What is the effect of suspending the aminosalicylate in steroid-dependent UC subjected to AZA/MP and 5-ASA coprescription?

5-ASA suspension in patients subjected to combined treatment with this drug and AZA/MP may give rise to a drop in 6-thioguanine levels [Gilissen et al. 2005; Dewit et al. 2002], although the true effect of such variations in thiopurine metabolite levels upon the clinical efficacy of these drug substances is not known. There have been isolated reports of patients subjected to coprescription in which the suspension of mesalazine was accompanied by UC relapse despite treatment with AZA [Actis et al. 2008; Stocco et al. 2008]. As a result, monitoring of possible relapse has been recommended if the decision is taken to suspend 5-ASA in UC patients subjected to coprescription [Andrews et al. 2009], although the supporting evidence is very limited.

On the other hand, on examining the advantages and risks of 5-ASA suspension, it must be remembered that discontinuation of the drug could lead to a loss of the protective effect of these drugs against colorectal cancer in UC patients [Rubin et al. 2008; Van Staa et al. 2005; Velayos et al. 2005]. In turn, however, such a measure could improve adherence to therapy, since the patient would be required to take fewer drugs and fewer tablets each day [Kane, 2006].

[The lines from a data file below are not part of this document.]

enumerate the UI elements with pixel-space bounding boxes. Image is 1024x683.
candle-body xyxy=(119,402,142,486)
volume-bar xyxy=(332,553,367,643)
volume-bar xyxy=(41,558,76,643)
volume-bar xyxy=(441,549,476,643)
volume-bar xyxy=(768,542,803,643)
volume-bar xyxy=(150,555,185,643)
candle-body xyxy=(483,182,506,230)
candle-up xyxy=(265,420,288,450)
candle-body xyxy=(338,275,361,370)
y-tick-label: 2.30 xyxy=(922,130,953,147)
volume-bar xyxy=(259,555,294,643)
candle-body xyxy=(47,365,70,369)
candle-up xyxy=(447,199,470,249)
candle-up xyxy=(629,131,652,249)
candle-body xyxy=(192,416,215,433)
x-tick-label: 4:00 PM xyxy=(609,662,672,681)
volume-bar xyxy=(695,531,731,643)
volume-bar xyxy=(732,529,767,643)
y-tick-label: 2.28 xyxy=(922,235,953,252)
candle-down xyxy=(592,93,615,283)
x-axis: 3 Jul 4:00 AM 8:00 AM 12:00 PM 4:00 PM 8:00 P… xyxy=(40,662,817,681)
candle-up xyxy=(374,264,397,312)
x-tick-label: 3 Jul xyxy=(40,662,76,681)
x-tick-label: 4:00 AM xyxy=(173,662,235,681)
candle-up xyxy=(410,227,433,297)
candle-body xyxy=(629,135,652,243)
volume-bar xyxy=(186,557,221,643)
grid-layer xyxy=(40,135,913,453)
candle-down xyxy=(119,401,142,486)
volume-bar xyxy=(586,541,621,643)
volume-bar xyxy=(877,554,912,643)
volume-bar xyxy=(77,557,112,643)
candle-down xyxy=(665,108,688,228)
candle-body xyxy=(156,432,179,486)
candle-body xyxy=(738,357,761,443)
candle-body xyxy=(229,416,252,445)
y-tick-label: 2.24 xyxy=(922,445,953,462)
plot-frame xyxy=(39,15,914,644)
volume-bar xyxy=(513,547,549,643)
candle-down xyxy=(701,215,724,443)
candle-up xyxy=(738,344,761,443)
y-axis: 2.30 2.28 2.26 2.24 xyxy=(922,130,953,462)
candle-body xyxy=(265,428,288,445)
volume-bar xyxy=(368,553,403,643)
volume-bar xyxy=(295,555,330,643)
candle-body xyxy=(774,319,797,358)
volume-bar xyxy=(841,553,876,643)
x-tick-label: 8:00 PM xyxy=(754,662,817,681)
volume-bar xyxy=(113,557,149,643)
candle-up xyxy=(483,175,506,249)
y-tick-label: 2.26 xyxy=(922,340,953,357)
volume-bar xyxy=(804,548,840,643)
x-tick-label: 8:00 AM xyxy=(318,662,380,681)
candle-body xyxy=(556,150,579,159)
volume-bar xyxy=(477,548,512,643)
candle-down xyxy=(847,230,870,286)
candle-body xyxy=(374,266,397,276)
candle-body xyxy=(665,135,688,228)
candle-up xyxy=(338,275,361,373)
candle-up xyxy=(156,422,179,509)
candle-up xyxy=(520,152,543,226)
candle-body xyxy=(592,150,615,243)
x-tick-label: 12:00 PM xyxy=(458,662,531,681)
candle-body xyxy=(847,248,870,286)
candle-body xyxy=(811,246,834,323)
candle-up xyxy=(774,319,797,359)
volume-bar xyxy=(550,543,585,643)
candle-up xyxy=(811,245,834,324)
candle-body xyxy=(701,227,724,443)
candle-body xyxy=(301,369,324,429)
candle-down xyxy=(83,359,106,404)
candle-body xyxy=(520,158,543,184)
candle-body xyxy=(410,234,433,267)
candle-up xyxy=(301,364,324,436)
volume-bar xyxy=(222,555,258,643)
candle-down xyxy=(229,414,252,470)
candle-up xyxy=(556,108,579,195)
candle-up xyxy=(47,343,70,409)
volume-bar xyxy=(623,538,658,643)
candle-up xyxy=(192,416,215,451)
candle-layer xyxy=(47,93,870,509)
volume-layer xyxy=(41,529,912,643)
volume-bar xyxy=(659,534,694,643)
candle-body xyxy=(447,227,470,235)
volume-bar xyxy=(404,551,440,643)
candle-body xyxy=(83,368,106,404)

Some authors have suggested the possibility of suspending salicylate treatment in UC if the patient has been free of symptoms for a long period of time and is found to be in clinical, histological and endoscopic disease remission [Ardizzone et al. 1999]. Other experts and clinical guides recommend long-term maintenance therapy with 5-ASA in order to secure optimum treatment results, based on the efficacy of such drugs in reducing the risk of colorectal cancer [Travis et al. 2008; Sandborn, 2006; Carter et al. 2004]. Nevertheless, the lack of conclusive data from clinical trials makes it necessary to establish this decision on an individualized basis according to the characteristics of the patient and the disease. Thus, in the context of steroid-dependent UC, in coprescribed patients and on contemplating suspension of some of the drugs in response to patient request or with the purpose of improving adherence to therapy, we could consider withdrawing 5-ASA and maintaining AZA/MP, since the latter represents the active treatment reverting the situation of corticosteroid dependency.

Conclusions

The coprescription of thiopurines and 5-ASA is common practice in patients with steroid-dependent UC, although the existing evidence does not allow us to confirm that this strategy is superior to monotherapy with AZA/MP. The potential protective role of 5-ASA against colorectal cancer argues in favour of coprescription. However, the associated increase in the number of drugs administered as long-term maintenance therapy can worsen patient adherence: good adherence is a key factor for the success of treatment.

In patients showing prolonged disease remission as confirmed by the clinical, endoscopic and histological findings, the possibility of suspending maintenance treatment may be considered. Such a decision must be established on an individualized basis according to the characteristics of the patient (initial indication, adherence to therapy), the disease (severity and previous course) and patient opinion. In this context, the patient must be made aware not only of the high probability of disease relapse if AZA/MP is suspended in the context of steroid-dependent UC, but also of the potential adverse effects of the medication. However, if thiopurine treatment was well indicated, it may have to be continued for life.

Conflict of interest statement

The authors declare no conflicts of interest in preparing this manuscript.